Le seul fait qu'on ne puisse pas débattre sereinement et calmement dans cet hémicycle de ce sujet donne quand même une indication très claire de vos intentions politiciennes. Cela fait donc 9 ans que j'appartiens à un gouvernement. Certains ici l'ont combattu, d'autres l'ont soutenu, dans lesquels les moyens pour la justice et les moyens pour le ministère de l'Intérieur ont sans arrêt depuis 2017 augmenté. Est-ce que je forme le vœu que dans les années qui viendront, ces moyens continuent à augmenter ? La réponse est oui. Et nous avons fait notre part du chemin. Peut-être fallait-il en faire plus. Ça tombe bien, on aura l'occasion d'y revenir à l'automne pendant les discussions budgétaires.

Et dans lequel, j'imagine, vous n'aurez pas le cynisme de brandir des censures préalables avant toute forme de discussion budgétaire. Et que vous laisserez le débat se faire. Parce que là aussi, ce sera le moment de vérité. Entre celles et ceux qui veulent prendre à cœur... Écoutez, si je ne peux pas répondre, je n'irai pas jusqu'au bout de la réponse à cette question. Parce que, soit c'est un sujet grave. Alors, lundi après-midi, on a eu une réunion de travail avec un certain nombre de députés, de manière transpartisane, qui avaient co-signé la proposition de loi dite intégrale. Il y avait un certain nombre de ministres. On a commencé à parler du fond, article par article.

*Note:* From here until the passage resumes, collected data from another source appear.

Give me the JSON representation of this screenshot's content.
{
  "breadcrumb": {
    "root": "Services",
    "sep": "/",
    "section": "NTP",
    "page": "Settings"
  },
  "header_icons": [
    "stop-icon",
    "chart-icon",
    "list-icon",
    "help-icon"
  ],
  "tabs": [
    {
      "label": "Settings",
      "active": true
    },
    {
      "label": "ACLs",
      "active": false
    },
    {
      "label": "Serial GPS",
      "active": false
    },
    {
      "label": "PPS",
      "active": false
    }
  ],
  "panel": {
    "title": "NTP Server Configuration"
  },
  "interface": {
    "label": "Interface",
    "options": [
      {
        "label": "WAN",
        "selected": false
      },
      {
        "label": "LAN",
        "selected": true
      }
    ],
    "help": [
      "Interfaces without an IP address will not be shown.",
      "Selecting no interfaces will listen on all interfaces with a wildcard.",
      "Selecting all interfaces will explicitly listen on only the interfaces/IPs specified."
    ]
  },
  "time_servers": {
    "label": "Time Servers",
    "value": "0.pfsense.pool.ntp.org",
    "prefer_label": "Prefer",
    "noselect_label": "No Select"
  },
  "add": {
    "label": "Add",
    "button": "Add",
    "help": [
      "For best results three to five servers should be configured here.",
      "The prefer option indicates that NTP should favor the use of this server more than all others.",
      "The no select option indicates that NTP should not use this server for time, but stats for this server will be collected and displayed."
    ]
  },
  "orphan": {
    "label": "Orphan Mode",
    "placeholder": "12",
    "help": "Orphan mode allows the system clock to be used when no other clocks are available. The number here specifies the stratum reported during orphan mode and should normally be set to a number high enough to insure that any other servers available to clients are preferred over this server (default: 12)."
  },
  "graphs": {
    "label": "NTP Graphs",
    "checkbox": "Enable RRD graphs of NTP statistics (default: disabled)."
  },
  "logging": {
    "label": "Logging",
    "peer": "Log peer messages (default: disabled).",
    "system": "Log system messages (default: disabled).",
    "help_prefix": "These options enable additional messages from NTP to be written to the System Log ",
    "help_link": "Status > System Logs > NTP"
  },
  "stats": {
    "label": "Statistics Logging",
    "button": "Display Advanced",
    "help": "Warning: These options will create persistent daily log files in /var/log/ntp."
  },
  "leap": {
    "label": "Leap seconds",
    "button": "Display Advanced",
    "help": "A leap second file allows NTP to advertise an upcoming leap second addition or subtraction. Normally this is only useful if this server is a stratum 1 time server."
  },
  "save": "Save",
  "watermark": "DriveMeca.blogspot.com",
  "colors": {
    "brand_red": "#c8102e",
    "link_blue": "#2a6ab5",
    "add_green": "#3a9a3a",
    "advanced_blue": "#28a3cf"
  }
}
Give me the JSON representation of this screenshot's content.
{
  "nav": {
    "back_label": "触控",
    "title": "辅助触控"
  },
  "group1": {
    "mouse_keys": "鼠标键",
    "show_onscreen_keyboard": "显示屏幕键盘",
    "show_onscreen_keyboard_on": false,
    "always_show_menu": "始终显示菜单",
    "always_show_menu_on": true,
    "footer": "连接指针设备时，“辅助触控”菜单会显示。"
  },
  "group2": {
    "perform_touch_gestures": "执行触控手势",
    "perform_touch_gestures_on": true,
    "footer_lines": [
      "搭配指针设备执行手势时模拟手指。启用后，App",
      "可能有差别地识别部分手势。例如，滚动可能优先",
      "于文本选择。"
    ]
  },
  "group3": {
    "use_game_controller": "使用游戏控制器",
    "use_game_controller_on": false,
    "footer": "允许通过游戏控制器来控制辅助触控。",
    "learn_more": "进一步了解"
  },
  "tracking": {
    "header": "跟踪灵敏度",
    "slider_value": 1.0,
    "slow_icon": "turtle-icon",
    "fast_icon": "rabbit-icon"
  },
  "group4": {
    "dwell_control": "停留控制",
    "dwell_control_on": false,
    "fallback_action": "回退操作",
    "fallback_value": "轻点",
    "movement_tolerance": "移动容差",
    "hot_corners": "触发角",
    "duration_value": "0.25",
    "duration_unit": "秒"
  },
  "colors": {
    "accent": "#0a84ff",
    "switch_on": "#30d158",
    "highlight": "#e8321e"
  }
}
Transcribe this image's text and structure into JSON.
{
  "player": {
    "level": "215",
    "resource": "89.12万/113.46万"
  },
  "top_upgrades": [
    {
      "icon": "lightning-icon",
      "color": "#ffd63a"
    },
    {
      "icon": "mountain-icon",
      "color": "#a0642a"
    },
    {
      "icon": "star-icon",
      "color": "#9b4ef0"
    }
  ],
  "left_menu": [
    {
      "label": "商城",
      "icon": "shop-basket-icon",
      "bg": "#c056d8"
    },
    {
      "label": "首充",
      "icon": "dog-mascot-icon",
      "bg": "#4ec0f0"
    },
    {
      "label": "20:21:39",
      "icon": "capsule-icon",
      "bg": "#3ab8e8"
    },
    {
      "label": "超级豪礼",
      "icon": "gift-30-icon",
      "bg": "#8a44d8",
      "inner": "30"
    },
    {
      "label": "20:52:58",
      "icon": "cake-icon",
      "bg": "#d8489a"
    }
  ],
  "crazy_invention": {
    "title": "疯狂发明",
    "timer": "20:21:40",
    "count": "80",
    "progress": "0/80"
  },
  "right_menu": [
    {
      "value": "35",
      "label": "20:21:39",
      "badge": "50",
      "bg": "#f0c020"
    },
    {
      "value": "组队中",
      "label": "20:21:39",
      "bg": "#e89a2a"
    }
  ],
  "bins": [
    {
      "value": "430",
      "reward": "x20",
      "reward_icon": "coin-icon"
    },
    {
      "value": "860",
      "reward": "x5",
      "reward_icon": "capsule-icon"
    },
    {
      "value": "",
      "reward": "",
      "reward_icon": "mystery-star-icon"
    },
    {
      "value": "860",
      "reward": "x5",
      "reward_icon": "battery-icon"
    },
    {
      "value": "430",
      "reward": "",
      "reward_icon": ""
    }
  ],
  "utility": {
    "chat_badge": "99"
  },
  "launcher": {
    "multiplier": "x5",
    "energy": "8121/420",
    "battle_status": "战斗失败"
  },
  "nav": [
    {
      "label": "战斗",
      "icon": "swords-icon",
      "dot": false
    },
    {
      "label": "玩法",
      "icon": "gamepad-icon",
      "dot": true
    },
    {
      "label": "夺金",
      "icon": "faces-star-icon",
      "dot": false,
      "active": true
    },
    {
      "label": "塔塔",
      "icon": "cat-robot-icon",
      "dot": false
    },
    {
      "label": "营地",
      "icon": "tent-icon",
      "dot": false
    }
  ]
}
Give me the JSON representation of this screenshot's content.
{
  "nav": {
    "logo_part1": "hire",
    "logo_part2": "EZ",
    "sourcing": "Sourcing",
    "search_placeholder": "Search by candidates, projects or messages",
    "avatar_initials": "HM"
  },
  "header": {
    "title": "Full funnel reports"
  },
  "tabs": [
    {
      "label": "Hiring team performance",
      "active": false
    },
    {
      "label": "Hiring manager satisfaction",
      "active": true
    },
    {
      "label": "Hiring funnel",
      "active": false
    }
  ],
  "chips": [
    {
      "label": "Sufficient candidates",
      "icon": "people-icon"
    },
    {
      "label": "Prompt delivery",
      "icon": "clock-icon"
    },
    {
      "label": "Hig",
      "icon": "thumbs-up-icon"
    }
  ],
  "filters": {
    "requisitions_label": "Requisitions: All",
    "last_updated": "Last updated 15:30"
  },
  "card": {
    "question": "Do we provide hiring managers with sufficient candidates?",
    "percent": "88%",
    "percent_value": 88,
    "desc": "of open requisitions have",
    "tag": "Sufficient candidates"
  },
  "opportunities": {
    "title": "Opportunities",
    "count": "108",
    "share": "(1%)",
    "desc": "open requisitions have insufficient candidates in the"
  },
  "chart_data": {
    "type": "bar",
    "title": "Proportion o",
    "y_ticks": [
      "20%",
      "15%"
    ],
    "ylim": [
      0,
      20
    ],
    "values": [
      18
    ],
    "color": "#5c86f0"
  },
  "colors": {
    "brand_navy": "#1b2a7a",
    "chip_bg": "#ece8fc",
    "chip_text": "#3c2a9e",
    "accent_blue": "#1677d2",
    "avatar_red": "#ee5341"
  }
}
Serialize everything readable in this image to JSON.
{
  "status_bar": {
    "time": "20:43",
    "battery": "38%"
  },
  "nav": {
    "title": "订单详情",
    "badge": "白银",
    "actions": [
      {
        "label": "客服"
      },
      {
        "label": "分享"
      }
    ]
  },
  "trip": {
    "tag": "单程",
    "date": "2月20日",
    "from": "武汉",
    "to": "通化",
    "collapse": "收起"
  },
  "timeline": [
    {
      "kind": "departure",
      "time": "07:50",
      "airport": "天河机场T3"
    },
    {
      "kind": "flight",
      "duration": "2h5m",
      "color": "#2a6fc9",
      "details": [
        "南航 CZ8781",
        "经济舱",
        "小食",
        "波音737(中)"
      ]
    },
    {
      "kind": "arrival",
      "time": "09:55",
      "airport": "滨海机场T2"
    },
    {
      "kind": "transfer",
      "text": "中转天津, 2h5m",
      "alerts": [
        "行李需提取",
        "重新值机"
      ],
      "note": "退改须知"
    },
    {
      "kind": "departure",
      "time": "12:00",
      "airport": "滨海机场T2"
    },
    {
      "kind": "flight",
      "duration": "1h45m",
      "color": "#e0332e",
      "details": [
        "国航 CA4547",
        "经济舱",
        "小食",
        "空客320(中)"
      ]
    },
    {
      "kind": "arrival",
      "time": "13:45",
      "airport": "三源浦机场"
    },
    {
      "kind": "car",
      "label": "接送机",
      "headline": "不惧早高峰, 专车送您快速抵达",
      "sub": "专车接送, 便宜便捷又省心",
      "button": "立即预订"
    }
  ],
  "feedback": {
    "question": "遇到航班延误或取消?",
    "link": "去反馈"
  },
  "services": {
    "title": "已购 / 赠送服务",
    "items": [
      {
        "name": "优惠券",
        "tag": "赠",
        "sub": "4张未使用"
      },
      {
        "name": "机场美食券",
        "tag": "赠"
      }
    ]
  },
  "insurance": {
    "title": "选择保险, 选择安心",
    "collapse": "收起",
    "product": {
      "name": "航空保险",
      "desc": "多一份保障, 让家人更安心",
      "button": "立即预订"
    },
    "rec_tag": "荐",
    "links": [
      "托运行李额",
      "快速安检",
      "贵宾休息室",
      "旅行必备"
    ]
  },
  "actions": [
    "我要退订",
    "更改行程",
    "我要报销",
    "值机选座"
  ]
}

On a commencé à regarder avec madame la présidente de l'Assemblée nationale, hier, si je peux me permettre de le dire ici, publiquement, qu'est-ce qui peut être fait, suite justement à la saisine et le travail du Conseil d'État. Le gouvernement veut avancer, il avancera. Mais que restera-t-il ? Et c'est un moment de vérité. Soit une volonté de récupération politicienne, car malgré tout, madame la présidente Pannot, c'est ce que j'ai cru entendre dans votre question. Soit vous ne le souhaitez pas.

Soit vous ne le souhaitez pas, sincèrement, sans cynisme, ce qui nous permet ici de légiférer en droit et de rendre les semaines qui viennent utiles pour la nation sur ce sujet, et auquel cas, le gouvernement de la République répondra présent.

4:57
Présentateur

Merci beaucoup, monsieur le Premier ministre. Madame Pannot.

5:01
Mathilde Panot

Monsieur le Premier ministre, dans la France de Macron, le planning familial licencie. C'est ça la réalité. Assumez vos responsabilités politiques, mettez les 3 milliards.

5:10
Présentateur

Merci, monsieur le Premier ministre.

5:14
Sébastien Lecornu

Flagrant délit de récupération, quel est le rapport entre l'affaire Liana et le planning familial ? Soyons précis, soyons sérieux. Et pour celles et ceux qui nous suivent à la télévision, vous entendrez une fois de plus le groupe de la France insoumise dans l'insulte, dans l'invective et dans les cris, sans aucune forme de respect. Il est évident que la question du planning familial est une question importante. Mais vous êtes repartis dès la semaine dernière, hurler de nouveau, continuer de crier, avec une main évidemment méprisante, comme d'habitude.

5:51
Présentateur

La France connaît une grande émotion suite au meurtre d'une jeune fille.

6:06
Sébastien Lecornu

Et vous semblez trop pressé de vouloir faire cette récupération politique. Donc ouvrons tous les débats, toutes les questions, y compris celles des moyens, y compris celles des associations. Mais de grâce, stop à votre cynisme.

6:21
Présentateur

Merci, monsieur le Premier ministre. La parole est à présent à monsieur Dominique Pottier pour le groupe socialiste. Écoute notre collègue Pottier. Merci.